The Case for the Chronological Bookshelf
A Visual Display of your Reading Life can Help You Remember What you Read
I love seeing how personal collectors, book lovers, bookstores, and libraries arrange their books. There are so many different organizational approaches. Most collections are arranged by genre or topic and further organized by author last name within those categories. Since starting the Books of Titans reading project in 2017, I’ve arranged my books chronologically in the order in which I read them.
This arrangement has had the unanticipated benefit of helping me remember what I read. If I look at a book on my shelf, I’m transported to that time period when I read the book. I see the books I read immediately before and after. Sometimes, I remember how those book pairings helped me notice ideas I would have otherwise missed.
Additionally, if I need to find a book on my bookshelves, my mind doesn’t first go to genre > author last name. Instead, I’m thinking of the time period when I read that book. I’m thinking of the year. Memories flood back to where I was living, major things happening at that point in my life, and other books I read around that time. It’s a completely different way of locating a book.
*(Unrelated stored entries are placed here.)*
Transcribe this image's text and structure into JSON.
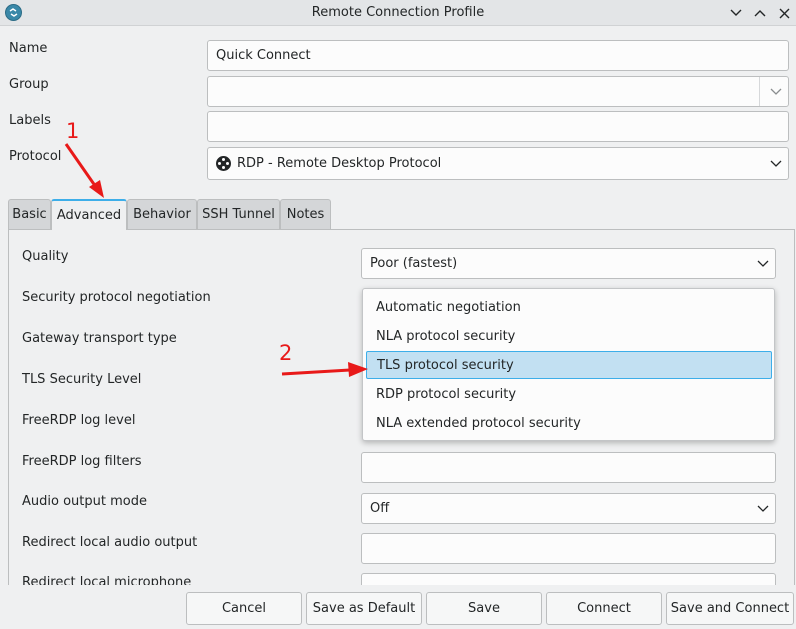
{
  "window": {
    "title": "Remote Connection Profile",
    "controls": [
      "minimize",
      "maximize",
      "close"
    ]
  },
  "form": {
    "name_label": "Name",
    "name_value": "Quick Connect",
    "group_label": "Group",
    "group_value": "",
    "labels_label": "Labels",
    "labels_value": "",
    "protocol_label": "Protocol",
    "protocol_value": "RDP - Remote Desktop Protocol"
  },
  "tabs": [
    {
      "label": "Basic"
    },
    {
      "label": "Advanced",
      "active": true
    },
    {
      "label": "Behavior"
    },
    {
      "label": "SSH Tunnel"
    },
    {
      "label": "Notes"
    }
  ],
  "advanced": {
    "quality_label": "Quality",
    "quality_value": "Poor (fastest)",
    "security_label": "Security protocol negotiation",
    "gateway_label": "Gateway transport type",
    "tls_label": "TLS Security Level",
    "log_level_label": "FreeRDP log level",
    "log_filters_label": "FreeRDP log filters",
    "log_filters_value": "",
    "audio_label": "Audio output mode",
    "audio_value": "Off",
    "redirect_audio_label": "Redirect local audio output",
    "redirect_audio_value": "",
    "redirect_mic_label": "Redirect local microphone"
  },
  "security_dropdown": {
    "options": [
      "Automatic negotiation",
      "NLA protocol security",
      "TLS protocol security",
      "RDP protocol security",
      "NLA extended protocol security"
    ],
    "selected": "TLS protocol security"
  },
  "buttons": {
    "cancel": "Cancel",
    "save_default": "Save as Default",
    "save": "Save",
    "connect": "Connect",
    "save_connect": "Save and Connect"
  },
  "annotations": {
    "marker_1": "1",
    "marker_2": "2"
  },
  "colors": {
    "accent": "#3daee9",
    "selection": "#c2e0f2",
    "annotation": "#e81919"
  }
}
The photo above shows the books I read during Phase I of this reading project which took place over 6 years from 2017 - 2022. I’ve placed white lines at the dividing points between years. In 2023, I entered Phase II where I began reading The Immortal Books. I’m reading these in chronological order. Here is a photo from the first 3 years of this portion of the project:
The fun thing about placing The Immortal Books in chronological order is the ability to see how ideas have developed over time. In the photo above, I think about connections between Gilgamesh and the Hebrew Bible, between Homer and the Greek Tragedies, between the Greek Comedies and Plato.
There are some differences in these two photos. In the first photo, I have the books arranged by my reading order, but not chronologically in terms of when they were written. By reading The Immortal Books in chronological order, my second photo not only shows my reading order but the order in which each of these books were first written or collected (ex. Gilgamesh, Homer).
You may be reading the same books that everyone else is reading, but your reading order will be vastly different. By organizing your books chronologically in your reading order, your shelves will tell the unique story of your reading path and also help you to better visualize the books you’ve read over the years. For those of you who love to read multiples books at the same time, that may make this practice difficult. However, you can still batch books on your shelves that you’ve read around the same time.
This personal approach with my own books led directly to the way in which we organize The Great Wall at Landmark Booksellers. This is the only presentation of The Great Books in chronological order at a bookstore that I’m aware of. People love it. It really helps to highlight the development of ideas through time:






I love The Great Wall. I'd love to shelves my books in the order they were written, or by when they were set.
I see in the photo Tolkien is next to the Quran, which is obviously by time setting.
Has anybody tried this in their home library? I'd love to chat about this.
Love this! I've unintentionally followed this method by putting books one after the other once I'm finished reading them. It really does bring back memories of when you were reading it.